Starting as a reporter on his hometown newspaper, he moved briefly to then Rhodesia before returning to South Africa to become a parliamentary correspondent with the South African Press Association. He was sent to London as Sapa’s London editor and also served as special correspondent to the United Nations. He joined the then Argus group in London as political correspondent.

Returning to South Africa after 12 years abroad, he was assistant editor on the Pretoria News for a decade before becoming editor of the Star and SA Times for five years.

Since 1999 he’s been an independent journalist writing and broadcasting – mainly about Africa – for Talk Radio 702 and 567 Cape
Talk, Radio France International, PressTV, Radio Live New Zealand, Business Day, Mail & Guardian, the BBC, Agence France Press,
Business in Africa, Leadership, India Today, the South African Institute for International Affairs and the Institute for Security Studies.
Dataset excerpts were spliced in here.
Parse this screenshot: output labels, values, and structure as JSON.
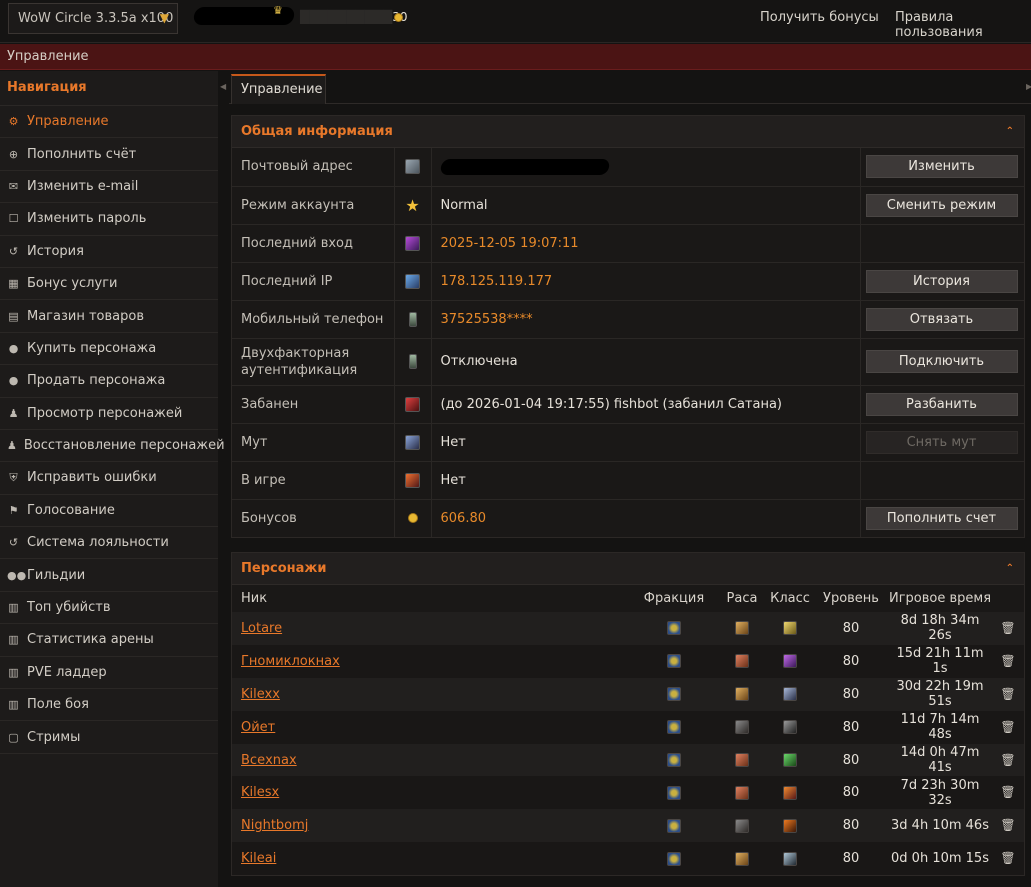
{
  "topbar": {
    "realm": "WoW Circle 3.3.5a x100",
    "balance_visible": "30",
    "links": [
      "Получить бонусы",
      "Правила пользования"
    ]
  },
  "breadcrumb": "Управление",
  "sidebar": {
    "heading": "Навигация",
    "items": [
      {
        "label": "Управление",
        "icon": "gear-icon"
      },
      {
        "label": "Пополнить счёт",
        "icon": "plus-circle-icon"
      },
      {
        "label": "Изменить e-mail",
        "icon": "envelope-icon"
      },
      {
        "label": "Изменить пароль",
        "icon": "lock-icon"
      },
      {
        "label": "История",
        "icon": "history-icon"
      },
      {
        "label": "Бонус услуги",
        "icon": "gift-icon"
      },
      {
        "label": "Магазин товаров",
        "icon": "cart-icon"
      },
      {
        "label": "Купить персонажа",
        "icon": "user-icon"
      },
      {
        "label": "Продать персонажа",
        "icon": "user-icon"
      },
      {
        "label": "Просмотр персонажей",
        "icon": "male-icon"
      },
      {
        "label": "Восстановление персонажей",
        "icon": "male-icon"
      },
      {
        "label": "Исправить ошибки",
        "icon": "shield-icon"
      },
      {
        "label": "Голосование",
        "icon": "flag-icon"
      },
      {
        "label": "Система лояльности",
        "icon": "history-icon"
      },
      {
        "label": "Гильдии",
        "icon": "users-icon"
      },
      {
        "label": "Топ убийств",
        "icon": "chart-icon"
      },
      {
        "label": "Статистика арены",
        "icon": "chart-icon"
      },
      {
        "label": "PVE ладдер",
        "icon": "chart-icon"
      },
      {
        "label": "Поле боя",
        "icon": "chart-icon"
      },
      {
        "label": "Стримы",
        "icon": "twitch-icon"
      }
    ]
  },
  "tab": "Управление",
  "general": {
    "title": "Общая информация",
    "rows": [
      {
        "label": "Почтовый адрес",
        "value": "",
        "button": "Изменить"
      },
      {
        "label": "Режим аккаунта",
        "value": "Normal",
        "button": "Сменить режим"
      },
      {
        "label": "Последний вход",
        "value": "2025-12-05 19:07:11",
        "button": ""
      },
      {
        "label": "Последний IP",
        "value": "178.125.119.177",
        "button": "История"
      },
      {
        "label": "Мобильный телефон",
        "value": "37525538****",
        "button": "Отвязать"
      },
      {
        "label": "Двухфакторная аутентификация",
        "value": "Отключена",
        "button": "Подключить"
      },
      {
        "label": "Забанен",
        "value": "(до 2026-01-04 19:17:55) fishbot (забанил Сатана)",
        "button": "Разбанить"
      },
      {
        "label": "Мут",
        "value": "Нет",
        "button": "Снять мут"
      },
      {
        "label": "В игре",
        "value": "Нет",
        "button": ""
      },
      {
        "label": "Бонусов",
        "value": "606.80",
        "button": "Пополнить счет"
      }
    ]
  },
  "characters": {
    "title": "Персонажи",
    "columns": [
      "Ник",
      "Фракция",
      "Раса",
      "Класс",
      "Уровень",
      "Игровое время"
    ],
    "rows": [
      {
        "name": "Lotare",
        "level": "80",
        "time": "8d 18h 34m 26s"
      },
      {
        "name": "Гномиклокнах",
        "level": "80",
        "time": "15d 21h 11m 1s"
      },
      {
        "name": "Kilexx",
        "level": "80",
        "time": "30d 22h 19m 51s"
      },
      {
        "name": "Ойет",
        "level": "80",
        "time": "11d 7h 14m 48s"
      },
      {
        "name": "Всехnax",
        "level": "80",
        "time": "14d 0h 47m 41s"
      },
      {
        "name": "Kilesx",
        "level": "80",
        "time": "7d 23h 30m 32s"
      },
      {
        "name": "Nightbomj",
        "level": "80",
        "time": "3d 4h 10m 46s"
      },
      {
        "name": "Kileai",
        "level": "80",
        "time": "0d 0h 10m 15s"
      }
    ]
  }
}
He has hosted current affairs talk shows on Talk Radio 702 and 567 Cape Talk. He appears as an African affairs pundit on SABC Africa and CNBC Africa.
He lectured in contemporary studies to journalism students at the Tshwane University of Technology and the University of Pretoria.

He speaks on African affairs to corporate and other audiences.
He has been officially invited as a journalist to more than 30 countries. He was the winner of the 2007 SADC award for radio journalism.

He’s been a member of the EISA team observing elections in Somaliland, Democratic Republic of Congo, Madagascar, Zimbabwe, Egypt and Tunsiai.

In October 2009 he headed a group of 39 African journalists to the 60th anniversary celebrations of the Peoples’ Republic of China.

In January 2010 he joined a rescue and paramedical team to earthquake struck Haiti.

He is immediate past president of the Alliance Francaise of Pretoria.

Jean-Jacques is a director of Giant Media. The company was given access to Nelson Mandela in his retirement years until 2009.
He is co-producer of the hour-long documentary Mandela at 90 that was broadcast on BBC in January 2009.